Kamera çekimlerinden dolayı, adeta 90’lı yıllarda bir Rus treninde birkaç saatimizi geçirmiş hissini tüm hücrelerimizde hissetmemizi sağlayan film, yazının başında anlattığım Linklatervari romantik bir hikaye vaat etmiyor aslında bize ama farklı bir romantik hikaye ile karşı karşıya kalıyoruz. Önyargılar olmadan geçirdiğimiz zamanların, farklı insanları da aynı düzlemde bir araya getirebileceğini anlatıyor. Tıpkı birbirinden taban tabana zıt olan bu iki karakter Laura ve Ljoha’nın aynı noktada buluşması gibi. Yavaş yavaş, bu iki arasındaki soğuk savaşın çözülmesiyle birlikte; karanlık, sarsıntılı ve huzursuz Rus treninde yüzümüzde bir gülümseme oluşmaya başlıyor.
Seyahat hikayeleri, metaforik bir keşif hikayesidir aynı zamanda. Biz hikayede reel olarak haritada bir yerlere gideriz veya bazı duraklarda ineriz ama; esas olan karakterin çıktığı içsel keşfidir. Aynı durum, şaşırtıcı olmayacak şekilde Compartment No.6’da da karşımıza çıkıyor tabii ki. Biz gerçekten Murmask’a petroglifleri görmek için yola çıkan Laura’yı izlesek de, aslında onun kendini keşfini, hatta hayatından, fikirlerinden belki de hayallerinden kaçışını izliyoruz.

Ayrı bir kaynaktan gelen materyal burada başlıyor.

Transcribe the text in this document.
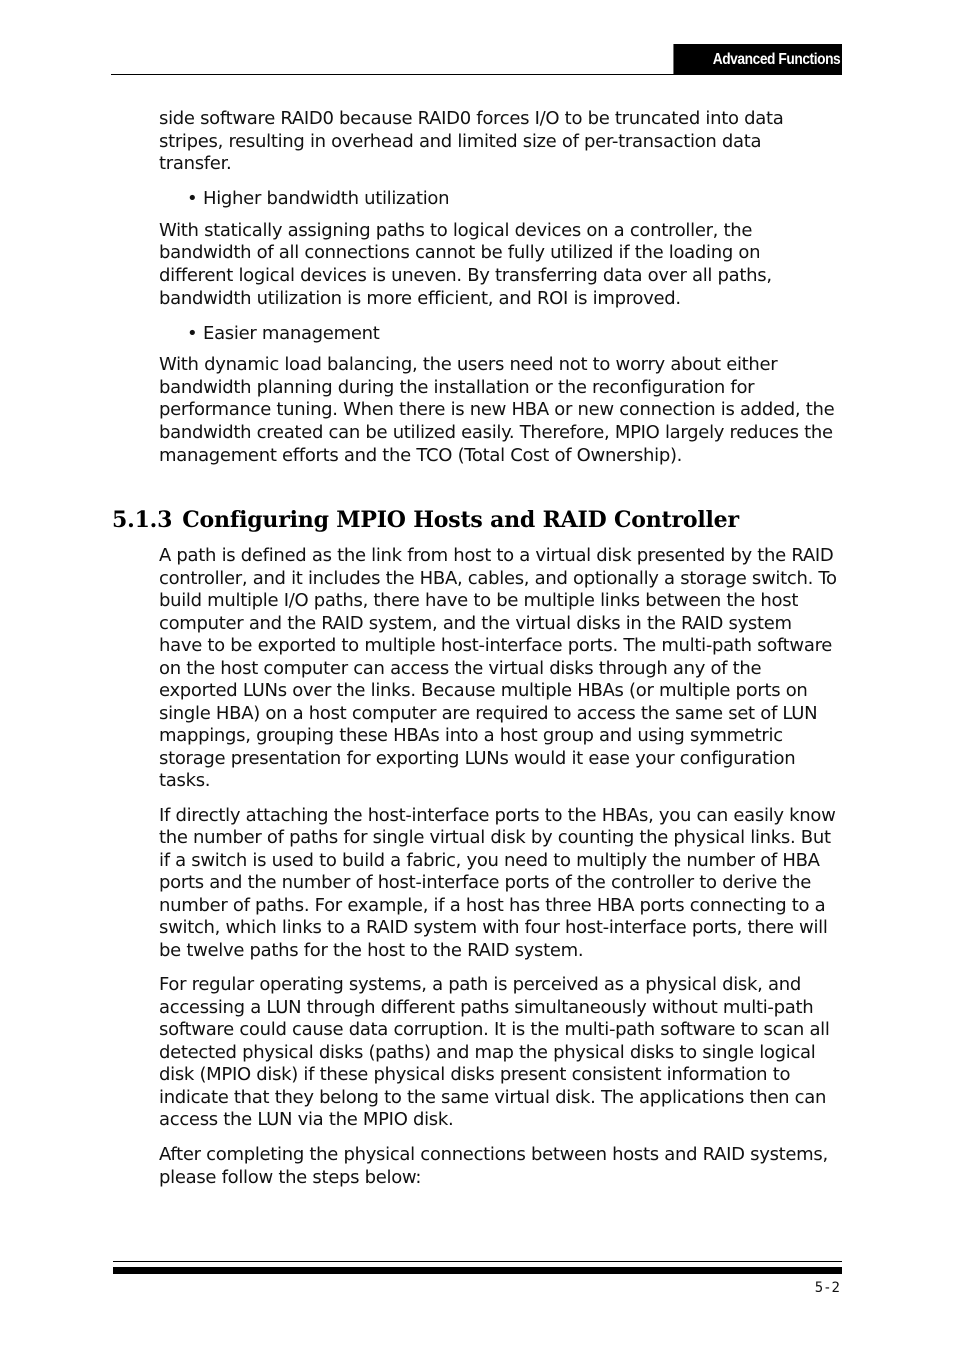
Advanced Functions

side software RAID0 because RAID0 forces I/O to be truncated into data stripes, resulting in overhead and limited size of per-transaction data transfer.

• Higher bandwidth utilization

With statically assigning paths to logical devices on a controller, the bandwidth of all connections cannot be fully utilized if the loading on different logical devices is uneven. By transferring data over all paths, bandwidth utilization is more efficient, and ROI is improved.

• Easier management

With dynamic load balancing, the users need not to worry about either bandwidth planning during the installation or the reconfiguration for performance tuning. When there is new HBA or new connection is added, the bandwidth created can be utilized easily. Therefore, MPIO largely reduces the management efforts and the TCO (Total Cost of Ownership).

5.1.3 Configuring MPIO Hosts and RAID Controller

A path is defined as the link from host to a virtual disk presented by the RAID controller, and it includes the HBA, cables, and optionally a storage switch. To build multiple I/O paths, there have to be multiple links between the host computer and the RAID system, and the virtual disks in the RAID system have to be exported to multiple host-interface ports. The multi-path software on the host computer can access the virtual disks through any of the exported LUNs over the links. Because multiple HBAs (or multiple ports on single HBA) on a host computer are required to access the same set of LUN mappings, grouping these HBAs into a host group and using symmetric storage presentation for exporting LUNs would it ease your configuration tasks.

If directly attaching the host-interface ports to the HBAs, you can easily know the number of paths for single virtual disk by counting the physical links. But if a switch is used to build a fabric, you need to multiply the number of HBA ports and the number of host-interface ports of the controller to derive the number of paths. For example, if a host has three HBA ports connecting to a switch, which links to a RAID system with four host-interface ports, there will be twelve paths for the host to the RAID system.

For regular operating systems, a path is perceived as a physical disk, and accessing a LUN through different paths simultaneously without multi-path software could cause data corruption. It is the multi-path software to scan all detected physical disks (paths) and map the physical disks to single logical disk (MPIO disk) if these physical disks present consistent information to indicate that they belong to the same virtual disk. The applications then can access the LUN via the MPIO disk.

After completing the physical connections between hosts and RAID systems, please follow the steps below:

5-2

Hareket halinde olan vagonlarda gerçekleşen çekimler biraz klostrofobik olsa da Laura’yı canlandıran Seidi Haarla oyunculuğu ile birlikte bize karakterin tüm sempatikliğini ve yakınlığını hissettiriyor. Burada görüntü yönetmeni Jani-Petteri Passi’den bahsetmeden geçmemek gerek, dar kompartımanda oluşmaya başlayan arkadaşlık/aşk (hisleri kalıplara alamayacak kadar karışık belki de) durumunu; görsel olarak da o kadar güzel yansıtıyor ki; hem tren içinde hem de karların altında muhteşem anlara tanık ettiriyor bizi. Laura ile kurduğumuz bu yakınlık belki de hepimizin hayatımızın bir noktasında, garip yerlerde yaşadığımız misafirlikleri hatırlatıyor. Laura’nın walkmani ve elinden ayırmadığı kamerasıyla çıktığımız nostaljik yolculuk; bizi hafızalarımızın derinliklerinde yer alan o anıları hatırlatmasın da ne yapsın? Cep telefonsuz o yılları ve bildirimler olmadan şu an sahip olamadığımız yalnızlığı hatırlattığı için olsa gerek; bu empati durumu biz de ayrı bir tat bırakıyor.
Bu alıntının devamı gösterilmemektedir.